Journal of Clinical & Experimental Pathology
Open Access

With an incidence ranging from 19.9% to 42.6%, Interstitial Lung Disease (ILD) is a frequent consequence of Polymyositis (PM) and Dermatomyositis (DM). In 7.2% to 37.5% of patients, ILD is the presenting symptom and has been documented to occur before clinical myopathy symptoms. ILD can still arise at any stage of myositis, with a median duration to emergence of 16.9-18 months, even in the face of aggressive immunosuppression. A research found that up to a third of patients experienced a later deterioration of Pulmonary Function Tests (PFTs), which is not unusual for ILD that is initially stable or improving on immunosuppression.

ILD, while not being included in the recently approved ACR/ EULAR diagnostic criteria for Idiopathic Inflammatory Myopathies (IIM), is the primary cause of hospitalization and death in individuals with PM/DM, with reported mortality rates ranging from 7.5% to 44%. As a result, treatment options must frequently revolve around lungspecific medicines. Myositis-ILD patients exhibit unique diagnostic and therapeutic problems that are best addressed through multidisciplinary collaborations with skilled rheumatologists and pulmonologists.

However, neither rheumatologists nor pulmonologists have agreed upon a comprehensive set of categorization criteria due to the heterogeneity of both myositis and ILD. The initial foundation for categorizing the IIMs was provided in 1975 by the Bohan and Peter Classification. Since then, several categorization and diagnostic criteria, including the inclusion of myositis-specific antibodies, have proposed revisions to those first put out by Bohan and Peter. The European League Against Rheumatism and the American College of Rheumatology both accepted a validated categorization criteria for myositis in 2017. Even though these criteria represented a major improvement over those from 1975, ILD was not included in the criteria and only anti-Jo1 of the recognized Myositis-Specific Antibodies (MSAs) included.

In this study presented a new categorization approach for IIM based on clinical findings and the addition of a larger MSA panel. In their study, IIM could be classified into four broad groups, one of which was made up mostly of patients with anti-synthetase syndrome and positive for either the anti-Jo1 or anti-PL-7 antibody.

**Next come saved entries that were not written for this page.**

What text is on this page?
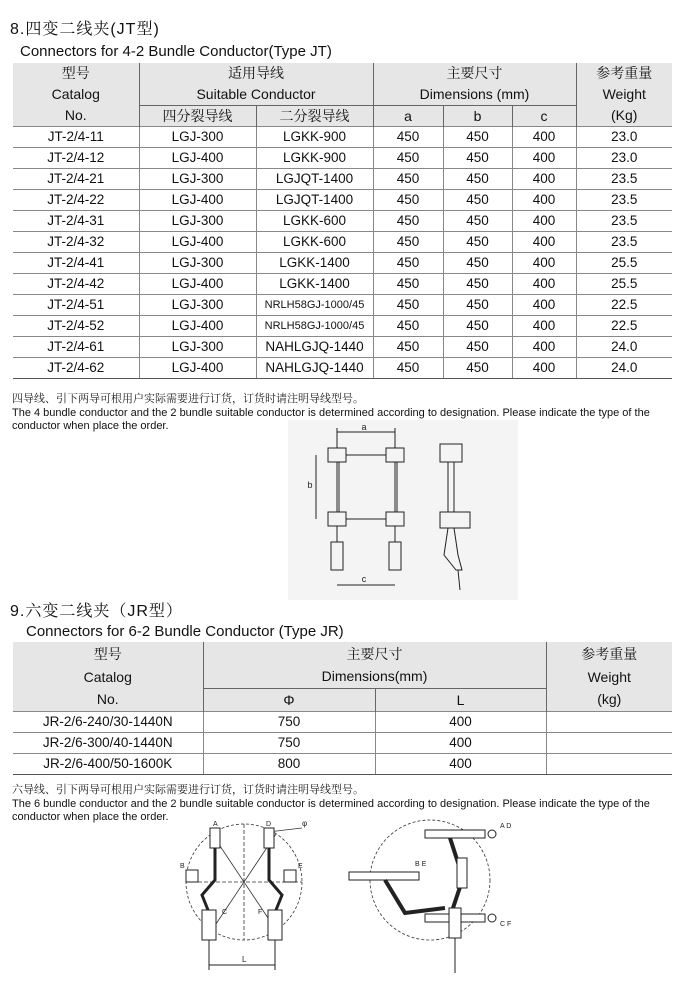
8.四变二线夹(JT型)
Connectors for 4-2 Bundle Conductor(Type JT)
型号	适用导线		主要尺寸			参考重量
Catalog	Suitable Conductor		Dimensions (mm)			Weight
No.	四分裂导线	二分裂导线	a	b	c	(Kg)
JT-2/4-11	LGJ-300	LGKK-900	450	450	400	23.0
JT-2/4-12	LGJ-400	LGKK-900	450	450	400	23.0
JT-2/4-21	LGJ-300	LGJQT-1400	450	450	400	23.5
JT-2/4-22	LGJ-400	LGJQT-1400	450	450	400	23.5
JT-2/4-31	LGJ-300	LGKK-600	450	450	400	23.5
JT-2/4-32	LGJ-400	LGKK-600	450	450	400	23.5
JT-2/4-41	LGJ-300	LGKK-1400	450	450	400	25.5
JT-2/4-42	LGJ-400	LGKK-1400	450	450	400	25.5
JT-2/4-51	LGJ-300	NRLH58GJ-1000/45	450	450	400	22.5
JT-2/4-52	LGJ-400	NRLH58GJ-1000/45	450	450	400	22.5
JT-2/4-61	LGJ-300	NAHLGJQ-1440	450	450	400	24.0
JT-2/4-62	LGJ-400	NAHLGJQ-1440	450	450	400	24.0
四导线、引下两导可根用户实际需要进行订货，订货时请注明导线型号。
The 4 bundle conductor and the 2 bundle suitable conductor is determined according to designation. Please indicate the type of the conductor when place the order.	a
b
c
9.六变二线夹（JR型）
Connectors for 6-2 Bundle Conductor (Type JR)
型号	主要尺寸		参考重量
Catalog	Dimensions(mm)		Weight
No.	Φ	L	(kg)
JR-2/6-240/30-1440N	750	400	
JR-2/6-300/40-1440N	750	400	
JR-2/6-400/50-1600K	800	400	
六导线、引下两导可根用户实际需要进行订货，订货时请注明导线型号。
The 6 bundle conductor and the 2 bundle suitable conductor is determined according to designation. Please indicate the type of the conductor when place the order.
A	D
B	E
C	F
φ
L
A D
B E
C F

Every patient in this cluster was said to have pulmonary involvement, and the authors concluded that including MSAs into myositis categorization looked to be more advantageous than morphologic characteristics derived from muscle biopsy.

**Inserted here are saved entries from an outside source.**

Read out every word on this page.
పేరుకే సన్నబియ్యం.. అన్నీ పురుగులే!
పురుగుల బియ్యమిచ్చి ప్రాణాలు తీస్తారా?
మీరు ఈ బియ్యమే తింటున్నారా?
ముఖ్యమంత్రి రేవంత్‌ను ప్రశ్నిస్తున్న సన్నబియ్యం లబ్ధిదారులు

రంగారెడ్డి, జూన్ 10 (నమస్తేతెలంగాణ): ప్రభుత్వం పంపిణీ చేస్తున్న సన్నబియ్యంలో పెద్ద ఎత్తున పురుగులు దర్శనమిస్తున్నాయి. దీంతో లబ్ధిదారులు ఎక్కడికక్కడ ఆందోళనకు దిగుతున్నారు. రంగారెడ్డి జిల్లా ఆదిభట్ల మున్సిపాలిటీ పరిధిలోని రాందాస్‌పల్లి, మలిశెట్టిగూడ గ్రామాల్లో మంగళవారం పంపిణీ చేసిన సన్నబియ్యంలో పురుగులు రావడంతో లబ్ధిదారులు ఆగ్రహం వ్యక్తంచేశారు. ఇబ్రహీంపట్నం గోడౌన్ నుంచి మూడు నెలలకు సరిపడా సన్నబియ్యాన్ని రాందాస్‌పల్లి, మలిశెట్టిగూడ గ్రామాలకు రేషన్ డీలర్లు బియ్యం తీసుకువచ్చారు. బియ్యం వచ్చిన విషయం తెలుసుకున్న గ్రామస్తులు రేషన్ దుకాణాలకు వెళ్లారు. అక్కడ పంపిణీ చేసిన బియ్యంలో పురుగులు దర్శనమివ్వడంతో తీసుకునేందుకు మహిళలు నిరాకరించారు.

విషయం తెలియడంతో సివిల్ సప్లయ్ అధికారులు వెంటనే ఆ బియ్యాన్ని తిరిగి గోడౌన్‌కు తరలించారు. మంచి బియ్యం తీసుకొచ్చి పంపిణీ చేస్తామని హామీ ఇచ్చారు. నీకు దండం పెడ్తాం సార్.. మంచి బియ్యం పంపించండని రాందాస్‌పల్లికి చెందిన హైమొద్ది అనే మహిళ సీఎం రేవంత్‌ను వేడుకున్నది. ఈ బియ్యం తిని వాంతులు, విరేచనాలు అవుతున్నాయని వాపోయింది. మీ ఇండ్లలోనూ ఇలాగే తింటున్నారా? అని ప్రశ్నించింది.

Myositis specific antibodies and ILD

With an average incidence of 20% and 29%, respectively, in this disease group, antisynthetase antibodies are the most prevalent autoantibodies observed in individuals with either DM or PM. Eight anti-synthetase antibodies against the aminoacyl-tRNA synthetase enzyme are currently identified (ARS-Abs). Even though the term "anti-synthetase syndrome" has historically been used to describe patients who have tested positive for one of these antibodies, some recent literature challenges this usage. In fact, it is not unusual for clinical features thought to be indicative of the so-called "syndrome" to be minimal or absent at different stages of the illness. Additionally, even with the presence of antibodies unrelated to ARS myositis, the syndrome's distinctive symptoms could still be present. When ILD in myositis is not detected or treated early, it might have a negative consequence.

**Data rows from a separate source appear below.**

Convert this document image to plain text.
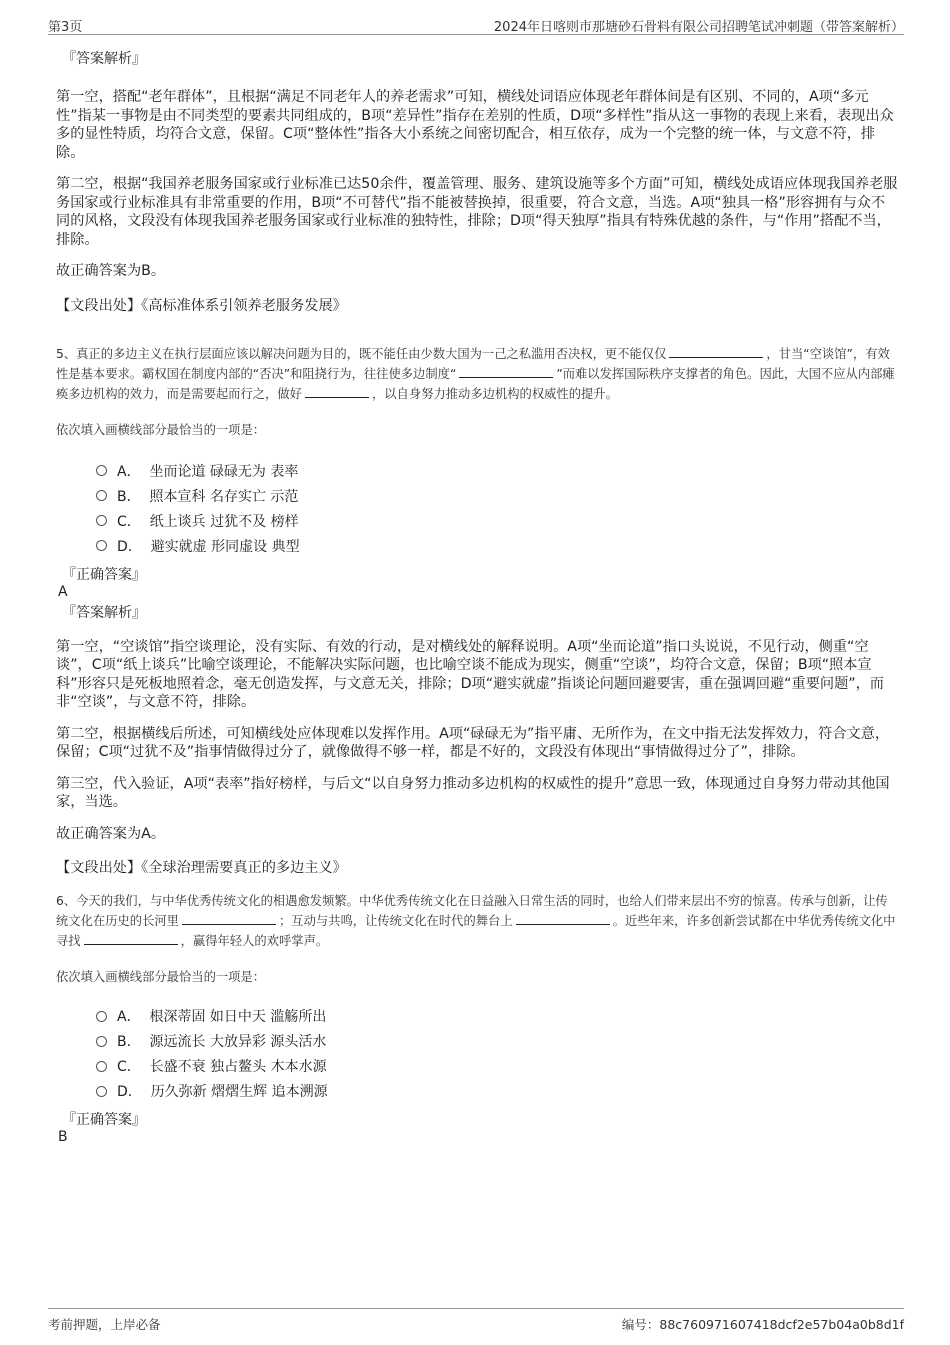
第3页	2024年日喀则市那塘砂石骨料有限公司招聘笔试冲刺题（带答案解析）
『答案解析』

第一空，搭配“老年群体”，且根据“满足不同老年人的养老需求”可知，横线处词语应体现老年群体间是有区别、不同的，A项“多元性”指某一事物是由不同类型的要素共同组成的，B项“差异性”指存在差别的性质，D项“多样性”指从这一事物的表现上来看，表现出众多的显性特质，均符合文意，保留。C项“整体性”指各大小系统之间密切配合，相互依存，成为一个完整的统一体，与文意不符，排除。

第二空，根据“我国养老服务国家或行业标准已达50余件，覆盖管理、服务、建筑设施等多个方面”可知，横线处成语应体现我国养老服务国家或行业标准具有非常重要的作用，B项“不可替代”指不能被替换掉，很重要，符合文意，当选。A项“独具一格”形容拥有与众不同的风格，文段没有体现我国养老服务国家或行业标准的独特性，排除；D项“得天独厚”指具有特殊优越的条件，与“作用”搭配不当，排除。

故正确答案为B。

【文段出处】《高标准体系引领养老服务发展》

5、真正的多边主义在执行层面应该以解决问题为目的，既不能任由少数大国为一己之私滥用否决权，更不能仅仅	，甘当“空谈馆”，有效性是基本要求。霸权国在制度内部的“否决”和阻挠行为，往往使多边制度“	”而难以发挥国际秩序支撑者的角色。因此，大国不应从内部瘫痪多边机构的效力，而是需要起而行之，做好	，以自身努力推动多边机构的权威性的提升。

依次填入画横线部分最恰当的一项是：
A． 坐而论道 碌碌无为 表率
B． 照本宣科 名存实亡 示范
C． 纸上谈兵 过犹不及 榜样
D． 避实就虚 形同虚设 典型
『正确答案』
A
『答案解析』

第一空，“空谈馆”指空谈理论，没有实际、有效的行动，是对横线处的解释说明。A项“坐而论道”指口头说说，不见行动，侧重“空谈”，C项“纸上谈兵”比喻空谈理论，不能解决实际问题，也比喻空谈不能成为现实，侧重“空谈”，均符合文意，保留；B项“照本宣科”形容只是死板地照着念，毫无创造发挥，与文意无关，排除；D项“避实就虚”指谈论问题回避要害，重在强调回避“重要问题”，而非“空谈”，与文意不符，排除。

第二空，根据横线后所述，可知横线处应体现难以发挥作用。A项“碌碌无为”指平庸、无所作为，在文中指无法发挥效力，符合文意，保留；C项“过犹不及”指事情做得过分了，就像做得不够一样，都是不好的，文段没有体现出“事情做得过分了”，排除。

第三空，代入验证，A项“表率”指好榜样，与后文“以自身努力推动多边机构的权威性的提升”意思一致，体现通过自身努力带动其他国家，当选。

故正确答案为A。

【文段出处】《全球治理需要真正的多边主义》

6、今天的我们，与中华优秀传统文化的相遇愈发频繁。中华优秀传统文化在日益融入日常生活的同时，也给人们带来层出不穷的惊喜。传承与创新，让传统文化在历史的长河里	；互动与共鸣，让传统文化在时代的舞台上	。近些年来，许多创新尝试都在中华优秀传统文化中寻找	，赢得年轻人的欢呼掌声。

依次填入画横线部分最恰当的一项是：
A． 根深蒂固 如日中天 滥觞所出
B． 源远流长 大放异彩 源头活水
C． 长盛不衰 独占鳌头 木本水源
D． 历久弥新 熠熠生辉 追本溯源
『正确答案』
B
考前押题，上岸必备	编号：88c760971607418dcf2e57b04a0b8d1f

In a newly diagnosed myositis patient, physicians should have a high degree of suspicion for concomitant pulmonary involvement and a low threshold for doing serial PFTs or CT imaging, especially if autoantibodies with a documented ILD link are present. Patients with established myositis-ILD benefit from co-management by pulmonary and rheumatology teams due to their clinical complexity. While immunosuppressive medications used to treat myositis-ILD are comparable to those used to treat isolated myositis, in quickly decompensating individuals with underlying lung involvement, a more aggressive treatment strategy with higher dose regimens or combination therapy is more usual. Solid data supporting the use of specific immunosuppressive drugs is currently absent, and the significance of anti-fibrotic treatment in patients with progressive illness is still being explored. The clinical studies necessary to improve this discipline will necessitate collaboration between rheumatologists and pulmonologists.